FlyBoys’ founder, Mike Schulter, used his experiences as a Southwest Airlines first officer to develop the PIVOT EFB mounting system. Flyboys’ images.

The genius of the PIVOT mounting system lies in its use of separate but universal EFB mounting bases and matching ruggedized EFB cases. The mounts primarily use compression-locked suction cups or something known as LTRM’s or Long Term Removable Mounts. The PIVOT cases provide protection against shocks and moisture, and feature an integrated channel built in for the connection to the mount making the connection and adjustment an effortless task. It only takes one hand to connect/disconnect the PIVOT case to its base, and to rotate/adjust the attached EFB in the cockpit. Again, this important utility was driven by Mike’s captain suffering with a cumbersome mounting solution. “He had to hold the iPad, loosen the knob, adjust it, and then tighten it back down in that spot, and knew then I didn’t want that for the rest of my career.”

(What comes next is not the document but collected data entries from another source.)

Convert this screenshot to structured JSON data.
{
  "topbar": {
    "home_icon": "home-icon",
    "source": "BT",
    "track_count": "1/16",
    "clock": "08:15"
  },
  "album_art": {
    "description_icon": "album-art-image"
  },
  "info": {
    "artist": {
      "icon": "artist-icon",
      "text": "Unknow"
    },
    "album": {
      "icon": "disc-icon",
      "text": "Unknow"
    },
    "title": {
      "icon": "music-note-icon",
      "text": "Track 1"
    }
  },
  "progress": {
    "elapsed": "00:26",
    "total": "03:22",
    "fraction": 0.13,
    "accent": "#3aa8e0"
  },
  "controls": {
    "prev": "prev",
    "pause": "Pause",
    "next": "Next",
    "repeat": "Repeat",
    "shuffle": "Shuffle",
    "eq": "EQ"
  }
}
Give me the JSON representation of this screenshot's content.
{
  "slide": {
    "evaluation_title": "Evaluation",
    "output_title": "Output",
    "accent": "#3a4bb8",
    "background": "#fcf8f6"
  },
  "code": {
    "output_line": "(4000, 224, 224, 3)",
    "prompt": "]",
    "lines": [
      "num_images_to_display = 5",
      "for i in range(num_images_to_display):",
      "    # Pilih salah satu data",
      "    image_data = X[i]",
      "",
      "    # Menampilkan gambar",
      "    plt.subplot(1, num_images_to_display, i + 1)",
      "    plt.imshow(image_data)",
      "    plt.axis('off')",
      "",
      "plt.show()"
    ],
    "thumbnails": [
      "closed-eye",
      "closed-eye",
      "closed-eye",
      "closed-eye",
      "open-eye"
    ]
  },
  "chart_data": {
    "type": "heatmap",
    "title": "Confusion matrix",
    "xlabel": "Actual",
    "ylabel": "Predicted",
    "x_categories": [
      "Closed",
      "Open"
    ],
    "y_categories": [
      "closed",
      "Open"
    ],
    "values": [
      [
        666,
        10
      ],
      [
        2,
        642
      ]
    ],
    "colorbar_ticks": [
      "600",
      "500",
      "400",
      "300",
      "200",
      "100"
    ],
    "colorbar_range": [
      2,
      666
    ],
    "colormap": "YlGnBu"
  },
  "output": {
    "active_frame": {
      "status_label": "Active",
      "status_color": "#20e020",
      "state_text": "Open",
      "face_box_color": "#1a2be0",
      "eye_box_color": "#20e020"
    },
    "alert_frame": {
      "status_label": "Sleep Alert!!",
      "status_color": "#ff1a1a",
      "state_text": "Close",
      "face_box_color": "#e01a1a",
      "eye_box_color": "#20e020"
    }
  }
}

The fact that the EFB case is separate from the mounting base means that the system can accommodate new tablets with different dimensions as they hit the market. All that is needed is a new PIVOT case to attach to the current universal mounting plate using their patented technology. The unique sound of the “Click” connection signals the user it is firmly locked in place. “By taking this approach, we basically future-proofed our customers’ EFB mounting systems,” said Schulter. “Not only does this feature save money, but it minimizes effort and confusion common to integrating a new EFB into the cockpit.” This approach also allows users to migrate from current to new EFBs at a pace their operation can manage, without crew distraction. There’s no imperative to change out everything at once due to hardware or fit issues. Now, suction cups aren’t the only EFB mounting options offered by FlyBoys. The LTRM’s that attach to a variety of cockpit window frames are considered portable by the FAA’s EFB guidance known as AC 120-76D. Many airlines have adopted the LTRM for its value and performance and ease of deployment.

But, for many just starting EFB, there is no doubt that PIVOT’s suction cup option is an extremely popular option as it is affordable, easy to use, and very durable.

“Our suction cup costs $48 at retail and it can last four years or more,” Schulter said. “So, for what amounts to around a dollar a month, you have a great way to mount your iPad in the airplane, car, office or wherever you want to use it.” Note: Although FlyBoys does provide some iPad cockpit power solutions, the PIVOT system does not include them.

The best part is that PIVOT suction cups can be attached in all kinds of aircraft, whatever their vintage and if you can’t find a place for that, there is a PIVOT legstrap that can do the job. “One of our biggest fans uses his PIVOT to mount an iPad EFB in his DC-3, it’s very cool to see where we started and where we’ve gone in such a short time” said Schulter.